This early poem by Clark Ashton Smith (CAS) was unpublished in his lifetime, and is not available on The Eldritch Dark, so here's the complete text:
He seemed, in implicit deeper night
Of cypress, and the glade of cedarn gloom,
A shadow come from catacomb or tomb,
The shade of midnight's subterranean might
Upthrown to strengthen darkness, and affright,
Light's rear and remnant, and defer the doom
Of phantoms--ere the haled dawn relume
The woodland fanes of Hecatean rite.
When half the conclave of the glooms was gone,
Gigantical I saw his form define,
and sombre on the sun's eternal ways;
And fantoms languid in the night's decline,
Were, thinnest mist-ranks paling tow'rd the dawn,
O'er the black tarns of his abhorrent gaze.

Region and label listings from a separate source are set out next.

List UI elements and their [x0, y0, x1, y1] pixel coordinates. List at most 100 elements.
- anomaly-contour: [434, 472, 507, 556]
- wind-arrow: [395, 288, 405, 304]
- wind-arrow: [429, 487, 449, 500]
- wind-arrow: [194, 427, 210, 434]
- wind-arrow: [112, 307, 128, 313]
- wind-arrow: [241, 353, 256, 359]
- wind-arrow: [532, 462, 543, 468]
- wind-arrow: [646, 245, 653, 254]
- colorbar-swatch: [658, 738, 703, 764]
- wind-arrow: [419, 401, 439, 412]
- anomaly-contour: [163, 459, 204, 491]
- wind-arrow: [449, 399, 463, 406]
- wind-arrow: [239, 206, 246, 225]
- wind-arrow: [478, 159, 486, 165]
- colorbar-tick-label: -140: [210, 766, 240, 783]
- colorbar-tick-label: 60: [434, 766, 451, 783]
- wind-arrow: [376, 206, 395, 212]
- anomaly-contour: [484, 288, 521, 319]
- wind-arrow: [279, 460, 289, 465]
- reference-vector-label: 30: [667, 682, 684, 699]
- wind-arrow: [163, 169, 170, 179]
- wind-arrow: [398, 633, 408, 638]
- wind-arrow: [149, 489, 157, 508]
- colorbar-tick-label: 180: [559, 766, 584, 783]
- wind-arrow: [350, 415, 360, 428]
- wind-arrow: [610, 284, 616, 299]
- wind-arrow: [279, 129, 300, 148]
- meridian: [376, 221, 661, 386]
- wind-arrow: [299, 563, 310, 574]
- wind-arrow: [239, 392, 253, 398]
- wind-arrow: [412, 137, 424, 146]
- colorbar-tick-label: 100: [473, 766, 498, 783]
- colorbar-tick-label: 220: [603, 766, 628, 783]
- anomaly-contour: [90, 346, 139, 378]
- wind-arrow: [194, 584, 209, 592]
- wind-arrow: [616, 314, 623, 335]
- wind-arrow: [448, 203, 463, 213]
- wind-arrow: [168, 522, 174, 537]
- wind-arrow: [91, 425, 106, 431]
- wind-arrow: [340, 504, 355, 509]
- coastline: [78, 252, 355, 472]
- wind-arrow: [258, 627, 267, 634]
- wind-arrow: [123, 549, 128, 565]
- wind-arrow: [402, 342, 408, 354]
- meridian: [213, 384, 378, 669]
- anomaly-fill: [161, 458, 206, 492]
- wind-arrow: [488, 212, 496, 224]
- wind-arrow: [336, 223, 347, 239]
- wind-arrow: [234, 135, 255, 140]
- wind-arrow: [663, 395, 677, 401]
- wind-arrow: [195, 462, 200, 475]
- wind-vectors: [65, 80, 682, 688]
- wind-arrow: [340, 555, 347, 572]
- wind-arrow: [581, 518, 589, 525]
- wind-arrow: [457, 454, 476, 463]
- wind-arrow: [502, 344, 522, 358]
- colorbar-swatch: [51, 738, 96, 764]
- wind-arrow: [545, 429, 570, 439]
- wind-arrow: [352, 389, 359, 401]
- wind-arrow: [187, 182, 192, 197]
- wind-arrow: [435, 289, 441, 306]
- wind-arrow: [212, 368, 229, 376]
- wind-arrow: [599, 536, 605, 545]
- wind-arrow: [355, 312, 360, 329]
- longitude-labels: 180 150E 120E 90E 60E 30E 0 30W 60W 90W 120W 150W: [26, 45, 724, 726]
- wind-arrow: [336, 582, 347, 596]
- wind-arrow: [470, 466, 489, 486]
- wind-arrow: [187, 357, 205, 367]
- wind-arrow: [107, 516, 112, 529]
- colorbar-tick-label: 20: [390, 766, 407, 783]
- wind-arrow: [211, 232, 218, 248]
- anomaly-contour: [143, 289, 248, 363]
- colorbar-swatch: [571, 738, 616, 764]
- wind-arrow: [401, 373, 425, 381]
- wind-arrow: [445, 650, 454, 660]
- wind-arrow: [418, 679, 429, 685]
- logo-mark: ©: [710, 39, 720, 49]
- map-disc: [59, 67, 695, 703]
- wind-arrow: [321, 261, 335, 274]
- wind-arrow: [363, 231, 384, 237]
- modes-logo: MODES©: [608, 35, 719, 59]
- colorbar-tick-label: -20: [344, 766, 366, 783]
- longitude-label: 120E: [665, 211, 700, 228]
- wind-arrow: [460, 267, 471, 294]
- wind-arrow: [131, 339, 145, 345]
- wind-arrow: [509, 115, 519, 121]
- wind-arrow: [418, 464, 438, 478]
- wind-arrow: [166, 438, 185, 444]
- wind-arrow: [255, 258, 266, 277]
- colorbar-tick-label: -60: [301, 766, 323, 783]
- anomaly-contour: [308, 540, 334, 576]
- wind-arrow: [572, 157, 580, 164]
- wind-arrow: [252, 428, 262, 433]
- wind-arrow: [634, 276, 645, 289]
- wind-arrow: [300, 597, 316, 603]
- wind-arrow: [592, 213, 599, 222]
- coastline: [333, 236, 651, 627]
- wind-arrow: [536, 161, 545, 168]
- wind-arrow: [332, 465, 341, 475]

CAS is sometimes accused of using a vocabulary that leans towards the archaic and the obscure. In general, I disagree with that assessment, since it seeks to deny the rich possibilities of the English language, a vein that CAS usually exploited with outstanding results.
However, the "The Ghoul" is a case where CAS did indeed go a bit over the edge. A phrase like "haled dawn relume" is just awkward, and despite the lush vocabulary, the image that CAS paints of this ghoul is rather vague at best. So I can't say I'm surprised that CAS chose not to publish these particular lines.